Publication of the book was announced on the US magazine Entertainment Weekly’s website today and also appears on StephenieMeyer.com and TheTwilightSaga.com.

Samantha Smith, Atom Editorial Director, said, “It’s incredibly exciting for us to be able to introduce fans, who might not have read a graphic novel before, to this wonderfully innovative and imaginative format. Stephenie Meyer’s UK fans have always been hugely supportive. We’re sure that they’re going to be just as excited as we are to see Twilight in such a new and exciting way.”

In four years, Stephenie Meyer has become a worldwide publishing phenomenon. The Twilight Saga’s translation rights have been sold in nearly 50 countries and 85 million copies have been sold worldwide. Each of the four novels in the saga has sold over a million copies in the UK.

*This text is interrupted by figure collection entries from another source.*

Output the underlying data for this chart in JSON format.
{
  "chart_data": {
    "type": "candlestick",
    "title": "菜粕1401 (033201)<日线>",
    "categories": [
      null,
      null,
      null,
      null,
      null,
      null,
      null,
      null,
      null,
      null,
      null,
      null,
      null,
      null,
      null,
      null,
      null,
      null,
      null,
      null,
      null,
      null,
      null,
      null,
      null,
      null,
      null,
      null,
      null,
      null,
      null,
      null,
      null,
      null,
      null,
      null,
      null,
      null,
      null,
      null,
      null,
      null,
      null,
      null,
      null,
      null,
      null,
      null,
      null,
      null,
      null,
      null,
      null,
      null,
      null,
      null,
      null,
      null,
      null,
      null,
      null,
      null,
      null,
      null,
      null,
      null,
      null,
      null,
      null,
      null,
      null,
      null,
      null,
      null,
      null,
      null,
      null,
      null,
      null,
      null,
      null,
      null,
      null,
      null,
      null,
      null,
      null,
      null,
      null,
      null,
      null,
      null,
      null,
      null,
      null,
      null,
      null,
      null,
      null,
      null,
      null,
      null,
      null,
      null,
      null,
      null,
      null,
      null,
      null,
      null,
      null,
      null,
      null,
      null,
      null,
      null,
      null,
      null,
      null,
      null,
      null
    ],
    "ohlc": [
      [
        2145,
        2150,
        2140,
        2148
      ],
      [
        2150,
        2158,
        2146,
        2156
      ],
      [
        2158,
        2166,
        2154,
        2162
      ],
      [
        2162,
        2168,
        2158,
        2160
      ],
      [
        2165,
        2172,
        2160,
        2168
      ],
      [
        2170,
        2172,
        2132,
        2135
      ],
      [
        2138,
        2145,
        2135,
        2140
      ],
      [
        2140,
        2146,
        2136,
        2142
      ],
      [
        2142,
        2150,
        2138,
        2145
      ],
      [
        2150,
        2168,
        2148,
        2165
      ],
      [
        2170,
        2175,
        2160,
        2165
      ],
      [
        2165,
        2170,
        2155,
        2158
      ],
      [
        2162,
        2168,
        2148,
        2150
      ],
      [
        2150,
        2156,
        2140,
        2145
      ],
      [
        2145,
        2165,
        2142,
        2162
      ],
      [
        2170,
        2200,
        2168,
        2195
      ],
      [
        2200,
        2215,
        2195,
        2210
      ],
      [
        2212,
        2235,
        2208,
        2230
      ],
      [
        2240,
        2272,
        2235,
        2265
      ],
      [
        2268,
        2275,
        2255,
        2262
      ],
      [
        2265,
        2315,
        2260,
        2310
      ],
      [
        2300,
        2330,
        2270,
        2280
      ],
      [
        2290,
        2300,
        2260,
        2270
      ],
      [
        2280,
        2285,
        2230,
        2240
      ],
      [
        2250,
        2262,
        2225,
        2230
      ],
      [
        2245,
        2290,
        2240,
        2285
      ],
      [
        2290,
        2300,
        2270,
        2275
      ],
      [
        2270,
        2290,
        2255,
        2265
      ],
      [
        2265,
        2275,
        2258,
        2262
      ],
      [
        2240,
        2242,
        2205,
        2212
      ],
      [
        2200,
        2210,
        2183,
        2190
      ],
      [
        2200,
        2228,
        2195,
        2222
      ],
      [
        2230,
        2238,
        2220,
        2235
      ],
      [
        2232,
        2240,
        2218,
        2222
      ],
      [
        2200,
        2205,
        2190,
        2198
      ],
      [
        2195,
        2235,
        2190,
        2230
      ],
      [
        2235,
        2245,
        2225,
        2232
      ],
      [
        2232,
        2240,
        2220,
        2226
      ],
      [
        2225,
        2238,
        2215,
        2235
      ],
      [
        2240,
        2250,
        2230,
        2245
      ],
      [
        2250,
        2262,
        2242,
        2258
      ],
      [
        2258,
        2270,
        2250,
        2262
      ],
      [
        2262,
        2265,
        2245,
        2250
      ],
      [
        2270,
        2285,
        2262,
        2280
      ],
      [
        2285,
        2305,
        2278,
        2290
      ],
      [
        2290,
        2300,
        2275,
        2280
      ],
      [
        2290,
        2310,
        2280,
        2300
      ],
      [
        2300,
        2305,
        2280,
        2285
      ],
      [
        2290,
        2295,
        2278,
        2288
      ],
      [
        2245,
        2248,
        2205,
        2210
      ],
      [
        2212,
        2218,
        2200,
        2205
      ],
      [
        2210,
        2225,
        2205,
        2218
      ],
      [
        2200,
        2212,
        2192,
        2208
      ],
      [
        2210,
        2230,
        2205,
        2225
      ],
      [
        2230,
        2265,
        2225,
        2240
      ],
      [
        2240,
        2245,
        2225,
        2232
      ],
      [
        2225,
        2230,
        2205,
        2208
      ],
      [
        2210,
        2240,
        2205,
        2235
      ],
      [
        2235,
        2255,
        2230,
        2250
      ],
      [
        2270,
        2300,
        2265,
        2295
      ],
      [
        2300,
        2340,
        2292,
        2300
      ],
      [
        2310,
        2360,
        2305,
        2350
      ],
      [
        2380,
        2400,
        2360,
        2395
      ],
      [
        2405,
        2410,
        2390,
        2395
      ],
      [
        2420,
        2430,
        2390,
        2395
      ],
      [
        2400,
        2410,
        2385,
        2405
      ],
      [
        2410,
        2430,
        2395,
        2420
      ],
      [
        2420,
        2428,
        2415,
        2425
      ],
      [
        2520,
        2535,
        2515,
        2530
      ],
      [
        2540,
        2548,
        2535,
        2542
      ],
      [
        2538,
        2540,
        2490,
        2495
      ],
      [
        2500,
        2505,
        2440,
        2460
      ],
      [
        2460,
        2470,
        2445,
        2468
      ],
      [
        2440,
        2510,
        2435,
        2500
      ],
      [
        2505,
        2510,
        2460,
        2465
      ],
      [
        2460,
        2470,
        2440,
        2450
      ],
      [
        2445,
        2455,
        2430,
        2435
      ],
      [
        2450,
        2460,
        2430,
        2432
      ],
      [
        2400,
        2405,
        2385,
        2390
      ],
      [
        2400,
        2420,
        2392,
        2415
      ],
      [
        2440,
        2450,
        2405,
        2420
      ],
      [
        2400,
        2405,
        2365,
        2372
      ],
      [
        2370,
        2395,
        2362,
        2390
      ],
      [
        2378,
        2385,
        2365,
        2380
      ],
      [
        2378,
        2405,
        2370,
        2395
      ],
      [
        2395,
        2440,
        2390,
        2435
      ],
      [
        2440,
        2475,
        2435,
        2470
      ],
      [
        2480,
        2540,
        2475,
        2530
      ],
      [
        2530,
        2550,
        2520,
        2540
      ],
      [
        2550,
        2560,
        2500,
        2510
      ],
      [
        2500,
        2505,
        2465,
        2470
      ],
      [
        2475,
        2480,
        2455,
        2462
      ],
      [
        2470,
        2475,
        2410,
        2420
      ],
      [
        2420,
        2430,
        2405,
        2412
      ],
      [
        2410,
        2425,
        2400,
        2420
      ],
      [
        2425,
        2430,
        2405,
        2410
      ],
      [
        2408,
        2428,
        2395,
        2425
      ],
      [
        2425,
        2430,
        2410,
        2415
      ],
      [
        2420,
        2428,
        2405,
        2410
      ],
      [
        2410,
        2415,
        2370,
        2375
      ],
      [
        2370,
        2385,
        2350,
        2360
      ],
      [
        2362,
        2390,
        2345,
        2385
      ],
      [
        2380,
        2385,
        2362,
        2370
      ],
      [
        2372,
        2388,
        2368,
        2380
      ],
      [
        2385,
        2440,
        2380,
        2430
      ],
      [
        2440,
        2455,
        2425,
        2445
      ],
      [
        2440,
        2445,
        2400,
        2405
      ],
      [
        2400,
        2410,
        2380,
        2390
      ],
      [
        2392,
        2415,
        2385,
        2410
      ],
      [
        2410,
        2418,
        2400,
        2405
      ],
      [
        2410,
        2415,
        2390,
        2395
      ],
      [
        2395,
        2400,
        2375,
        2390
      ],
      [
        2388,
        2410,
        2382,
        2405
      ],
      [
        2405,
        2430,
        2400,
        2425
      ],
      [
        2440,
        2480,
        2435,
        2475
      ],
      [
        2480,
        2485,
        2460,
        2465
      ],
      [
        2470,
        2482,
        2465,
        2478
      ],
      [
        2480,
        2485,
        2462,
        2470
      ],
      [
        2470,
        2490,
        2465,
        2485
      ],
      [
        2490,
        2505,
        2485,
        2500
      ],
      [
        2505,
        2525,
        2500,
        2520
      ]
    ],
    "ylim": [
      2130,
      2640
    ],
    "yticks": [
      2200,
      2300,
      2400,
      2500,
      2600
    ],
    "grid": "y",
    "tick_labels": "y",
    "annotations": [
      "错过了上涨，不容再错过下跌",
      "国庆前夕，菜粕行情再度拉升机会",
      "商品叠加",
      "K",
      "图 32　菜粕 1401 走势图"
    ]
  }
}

7/12/09: Vote for Stephenie

We’re thrilled to announce that Twilight is on the shortlist for Audible’s Audiobook Download of the Year 2009. It’s a public vote so please do vote for Stephenie! Follow the link here to vote and be in with the chance to win a top of the range SatNav

21/10/09: Eclipse Sells Its Millionth Copy in the UK

Eclipse, the third book in Stephenie Meyer’s global phenomenon, The Twilight Saga, has sold its millionth copy in the UK this week.

First published in 2006, it is set to join the first two books in the series, Twilight and New Moon, to receive the Nielsen BookScan Platinum Award for books that have sold over one million copies. The fourth book in the series, Breaking Dawn, follows closely behind. Though not yet available in paperback, Breaking Dawn has now sold over 750,000 copies.

Ursula Mackenzie, Chief Executive of Little, Brown, comments, ‘Three out of Stephenie Meyer’s four tremendous Twilight novels have now sold a million copies or more. This is an incredible milestone and we are grateful to Stephenie Meyer for her wonderful books and to the fans for their continued appreciation.’